Thursday, September 19, 2024

SES: Ad Exchanges Are Changing The Game

There’s a new frontier in online advertising: ad exchanges. Operating more like a stock exchange than a traditional auction, ad exchange networks seek to make better use of the long-tail of search destinations by matching up unused inventory with appropriate advertisers.

(Our on-scene murdok staff have passed along this latest news from SES San Jose 2007. If you can’t be there, you need to be here with murdok this week, for videos and reports.)

The Search Engine Strategies panel in San Jose addressed how “ad exchanges are changing everything,” and speakers from industry heavy hitters like DoubleClick and Right Media explained what this means to a still burgeoning market.

Microsoft’s regulatory objection to Google’s buyout of DoubleClick may have been more strategy than concern, especially as the Beast and fellow-rival Yahoo made similar purchases a short time later.

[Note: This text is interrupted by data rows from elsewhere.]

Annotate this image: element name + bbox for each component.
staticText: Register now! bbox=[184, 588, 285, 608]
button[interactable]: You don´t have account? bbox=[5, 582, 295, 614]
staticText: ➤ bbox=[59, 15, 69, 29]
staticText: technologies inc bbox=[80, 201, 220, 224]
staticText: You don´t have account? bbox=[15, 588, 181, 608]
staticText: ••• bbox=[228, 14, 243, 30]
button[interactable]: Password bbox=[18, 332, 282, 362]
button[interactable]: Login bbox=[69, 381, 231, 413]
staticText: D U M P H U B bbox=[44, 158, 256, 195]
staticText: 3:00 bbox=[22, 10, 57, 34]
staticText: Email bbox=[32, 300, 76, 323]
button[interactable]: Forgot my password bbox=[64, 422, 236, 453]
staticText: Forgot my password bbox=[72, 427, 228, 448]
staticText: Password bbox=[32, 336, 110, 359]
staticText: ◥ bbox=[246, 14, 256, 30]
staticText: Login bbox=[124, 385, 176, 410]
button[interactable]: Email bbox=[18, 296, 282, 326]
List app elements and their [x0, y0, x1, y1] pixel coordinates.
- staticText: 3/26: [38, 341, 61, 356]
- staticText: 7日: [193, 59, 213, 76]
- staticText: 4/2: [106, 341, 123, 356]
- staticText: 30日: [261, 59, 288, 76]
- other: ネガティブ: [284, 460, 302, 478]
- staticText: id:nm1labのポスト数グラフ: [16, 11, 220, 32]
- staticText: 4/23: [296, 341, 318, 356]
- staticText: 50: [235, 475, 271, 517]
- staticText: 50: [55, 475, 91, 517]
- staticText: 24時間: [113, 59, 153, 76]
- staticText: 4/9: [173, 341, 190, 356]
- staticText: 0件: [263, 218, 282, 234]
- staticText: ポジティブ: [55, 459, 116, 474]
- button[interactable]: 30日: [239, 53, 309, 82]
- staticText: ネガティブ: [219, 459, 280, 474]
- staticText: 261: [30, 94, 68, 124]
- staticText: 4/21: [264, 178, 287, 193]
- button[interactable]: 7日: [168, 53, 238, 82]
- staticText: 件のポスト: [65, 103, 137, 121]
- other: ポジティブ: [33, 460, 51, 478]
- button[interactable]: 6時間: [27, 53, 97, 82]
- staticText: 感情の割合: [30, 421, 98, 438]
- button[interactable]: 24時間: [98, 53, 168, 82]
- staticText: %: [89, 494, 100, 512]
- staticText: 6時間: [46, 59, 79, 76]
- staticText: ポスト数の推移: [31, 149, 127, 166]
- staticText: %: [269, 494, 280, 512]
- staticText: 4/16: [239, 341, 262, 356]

These companies represent an ad sales market that deals in impressions on the destination side rather than the entry side, and, according to DoubleClick, as much as 80 percent of publisher inventory goes unused.

At the same time, advertisers are stumbling over each other as the short tail gets fatter (cluttered and well-trod), leaving less inventory available for potentially converting contexts and destinations that are less traveled, but collectively are powerful.

So diffusion must take place, and ad exchange companies are betting on the overflow into the long tail, even if panelist Jay Sears, of ContextWeb, admits the “long tail is perceived as a scary place” where there is little control of where ads appear and where impressions are wasted when paired with irrelevant content.

But that also means there exist necessity and invention, and out of that new models and networks are born to address these issues.

While much of publisher-advertiser matching is automated, ad exchanges allow for a certain level of advertiser and publisher control. The publisher sets an asking price for ad space, and the advertiser sets a bid price for specific inventory. (And one would imagine advertisers can block or reject as well.)

A system like this allows for tighter targeting, more control, and an escort for treacherous wanderings into the long tail. Sears and ContextWeb boast about their aptly named ADSDAQ product, which has four key offerings: premium inventory; pricing control; contextual technology; and an open platform.

“ADSDAQ is turning the long tail into a clean, well-lit place for advertisers,” said Sears, always ready with the pitch.